I know it's not WYSIWYG, but it's close in that what you type gives you visual cues as to how things will look like in the finished version. To me, that's even better, because I don't have to take my hands off the keyboard to touch the mouse.

Get someone to write you a plugin for that sort of thing is what I'd suggest.

Another vote for ecto - it is an excellent tool, and has lots of nice stuff built in (eg tags, and an 'insert book from Amazon' widget.

Guy --

Why do you keep saying shiitake instead of shit? It's childish and silly. You write so brilliantly (content and language), but frankly, this mushroom shit is annoying. Just use the proper word and be done with it.

Noone who matters will think less of you.

Re: iStockPhoto

If you had joined their affilliate program, you would now be up $5, I signed up using your link. Call iStockPhoto, they owe you a coffee, deluxe one at that.

http://www.istockphoto.com/referral_program.php

Are you saying typepad doesn't come with WYSIWYG editing?

I've tried several and settled on BlogJet.

Everyone,

Thanks for all the suggestions. I'm trying MarsEdit for the next few days. I had the demo verson before--I don't remember why I stopped using it.

So far, the only things it can't do that I would like are:

- Smart quotes and apostrophes
- Em dashes

Also, I don't understand why I have to use a menu item or shortcut to invoke a new paragraph.

But I can live with these shortcomings.

Thanks!

Guy

Oh, yes, I know you said you wanted an offline editor. You can install WAMP (www.en.wampserver.com), then install an offline version of WordPress, and work with blog entries offline.

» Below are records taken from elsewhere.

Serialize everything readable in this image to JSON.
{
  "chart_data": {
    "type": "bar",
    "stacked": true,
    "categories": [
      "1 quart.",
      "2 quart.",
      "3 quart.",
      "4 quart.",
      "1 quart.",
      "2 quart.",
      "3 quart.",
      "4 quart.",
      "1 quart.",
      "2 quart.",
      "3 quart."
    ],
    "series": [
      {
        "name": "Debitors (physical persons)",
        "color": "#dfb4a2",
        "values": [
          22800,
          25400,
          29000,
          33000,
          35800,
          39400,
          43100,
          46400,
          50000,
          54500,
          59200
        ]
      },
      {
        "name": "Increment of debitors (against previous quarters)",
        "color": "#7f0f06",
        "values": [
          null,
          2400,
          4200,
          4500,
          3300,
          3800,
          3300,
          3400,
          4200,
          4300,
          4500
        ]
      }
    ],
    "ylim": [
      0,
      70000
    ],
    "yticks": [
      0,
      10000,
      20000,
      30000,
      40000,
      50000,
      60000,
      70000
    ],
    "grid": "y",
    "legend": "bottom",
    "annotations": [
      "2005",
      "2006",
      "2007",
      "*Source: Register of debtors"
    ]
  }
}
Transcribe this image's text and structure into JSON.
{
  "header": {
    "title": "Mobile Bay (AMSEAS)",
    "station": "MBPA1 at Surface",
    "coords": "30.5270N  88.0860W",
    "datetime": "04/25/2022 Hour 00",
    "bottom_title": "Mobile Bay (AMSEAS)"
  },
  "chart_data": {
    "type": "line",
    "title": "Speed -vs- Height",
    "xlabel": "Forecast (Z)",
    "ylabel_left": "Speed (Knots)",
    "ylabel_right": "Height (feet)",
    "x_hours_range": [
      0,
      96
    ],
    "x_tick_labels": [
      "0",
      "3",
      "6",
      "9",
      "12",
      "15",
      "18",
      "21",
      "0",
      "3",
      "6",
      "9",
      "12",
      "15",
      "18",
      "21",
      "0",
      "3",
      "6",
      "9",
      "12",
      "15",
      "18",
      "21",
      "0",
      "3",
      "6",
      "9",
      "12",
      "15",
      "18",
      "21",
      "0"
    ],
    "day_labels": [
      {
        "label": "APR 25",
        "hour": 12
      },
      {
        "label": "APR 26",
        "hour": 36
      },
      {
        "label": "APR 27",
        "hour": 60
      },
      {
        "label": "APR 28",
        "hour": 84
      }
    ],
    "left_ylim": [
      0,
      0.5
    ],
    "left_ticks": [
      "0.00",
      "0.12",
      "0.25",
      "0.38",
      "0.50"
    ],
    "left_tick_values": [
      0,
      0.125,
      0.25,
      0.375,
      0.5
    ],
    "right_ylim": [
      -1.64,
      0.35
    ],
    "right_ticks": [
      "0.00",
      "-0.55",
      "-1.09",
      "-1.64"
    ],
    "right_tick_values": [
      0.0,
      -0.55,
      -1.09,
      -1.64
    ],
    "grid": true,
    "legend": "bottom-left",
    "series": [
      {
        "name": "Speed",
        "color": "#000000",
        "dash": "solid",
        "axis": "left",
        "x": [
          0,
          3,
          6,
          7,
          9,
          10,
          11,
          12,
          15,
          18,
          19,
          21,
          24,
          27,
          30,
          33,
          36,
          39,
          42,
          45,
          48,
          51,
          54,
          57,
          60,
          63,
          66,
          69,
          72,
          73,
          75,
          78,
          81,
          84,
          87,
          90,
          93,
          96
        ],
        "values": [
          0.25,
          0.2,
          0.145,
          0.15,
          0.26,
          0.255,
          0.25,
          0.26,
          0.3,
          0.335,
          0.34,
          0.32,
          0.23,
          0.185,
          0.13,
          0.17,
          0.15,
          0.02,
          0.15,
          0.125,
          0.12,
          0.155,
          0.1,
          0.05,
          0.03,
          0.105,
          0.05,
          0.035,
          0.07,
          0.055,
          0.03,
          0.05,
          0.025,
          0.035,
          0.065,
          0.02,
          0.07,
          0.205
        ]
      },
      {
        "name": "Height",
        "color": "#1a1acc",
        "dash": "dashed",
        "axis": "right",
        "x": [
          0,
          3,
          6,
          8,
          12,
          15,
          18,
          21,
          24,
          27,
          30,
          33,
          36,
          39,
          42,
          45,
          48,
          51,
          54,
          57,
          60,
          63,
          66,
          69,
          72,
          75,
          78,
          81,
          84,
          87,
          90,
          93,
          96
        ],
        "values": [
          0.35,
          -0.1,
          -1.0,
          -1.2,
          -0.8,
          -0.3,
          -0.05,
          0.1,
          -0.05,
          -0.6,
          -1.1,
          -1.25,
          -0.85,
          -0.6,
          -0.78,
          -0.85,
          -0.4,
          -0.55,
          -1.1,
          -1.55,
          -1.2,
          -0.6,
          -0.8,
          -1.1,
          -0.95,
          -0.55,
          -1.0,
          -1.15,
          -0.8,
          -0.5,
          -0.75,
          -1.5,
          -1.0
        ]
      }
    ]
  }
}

RapidWeaver from Realmac...

A new version will be released on Friday, June 2nd. It's quick, easy, and has plenty of features.

Give it a shot...

Forget about TypePad. Get WordPress at www.wordpress.org. WordPress comes default with a WYSIWYG editor. My company's website will soon be powered by WordPress, as will my music website.

Ecto is fine but isn't there anything that is free that would do the job just as well?

I just downloaded a trial of Elicit (http://www.bingobangosoftware.com/) which is for Windows. I'm not sure I like the Calendar centric approach but the editor looks promising.

Ditto on ecto. You'll dig it.

Guy,
I think you have left out the point which you mentioned in a post early-on about you having your posts proofread prior to publishing. If you are still doing this -- you will have issues. If you are not, I don't know why you wouldn't just continue to use Qumana and save your posts as drafts and edit them inline. Ecto does seem to have some nice custom HTML features so you could us it to autofill your em-dashes but read on
on my opinion of smart-quotes.

I have been pondering this problem on blog formatting for a while. I have a client who has blog and I have to do the posts because of issues of the Windows text encoding and consequent formatting placed on it by Outlook Express to render it in HTML in his emails. If I copy and paste it is full of junk. I don't know why plain text can't be sent output in a broad standard such as iso-8859-1 or utf-8 instead of Win-1252 or some other proprietary formatting.

BTW give up on smart-quotes and replaced right-single-quotes that act as apostrophes. MS and other word-processor developers have tricked us into thinking we need to have smart-quotes. Vertical double quotes are ubiquitous on the web so who cares if smart quotes can't be placed into plain HTML.

I wholeheartedly agree on the em dash though -- I feel that the people who developed the character sets for the web should have read Strunk & White's "Elements of Style" and then included all the punctuation. I usually just find-and-replace either the double-hyphen or the non-compatible character version from MSWord with the mdash character code to make it work.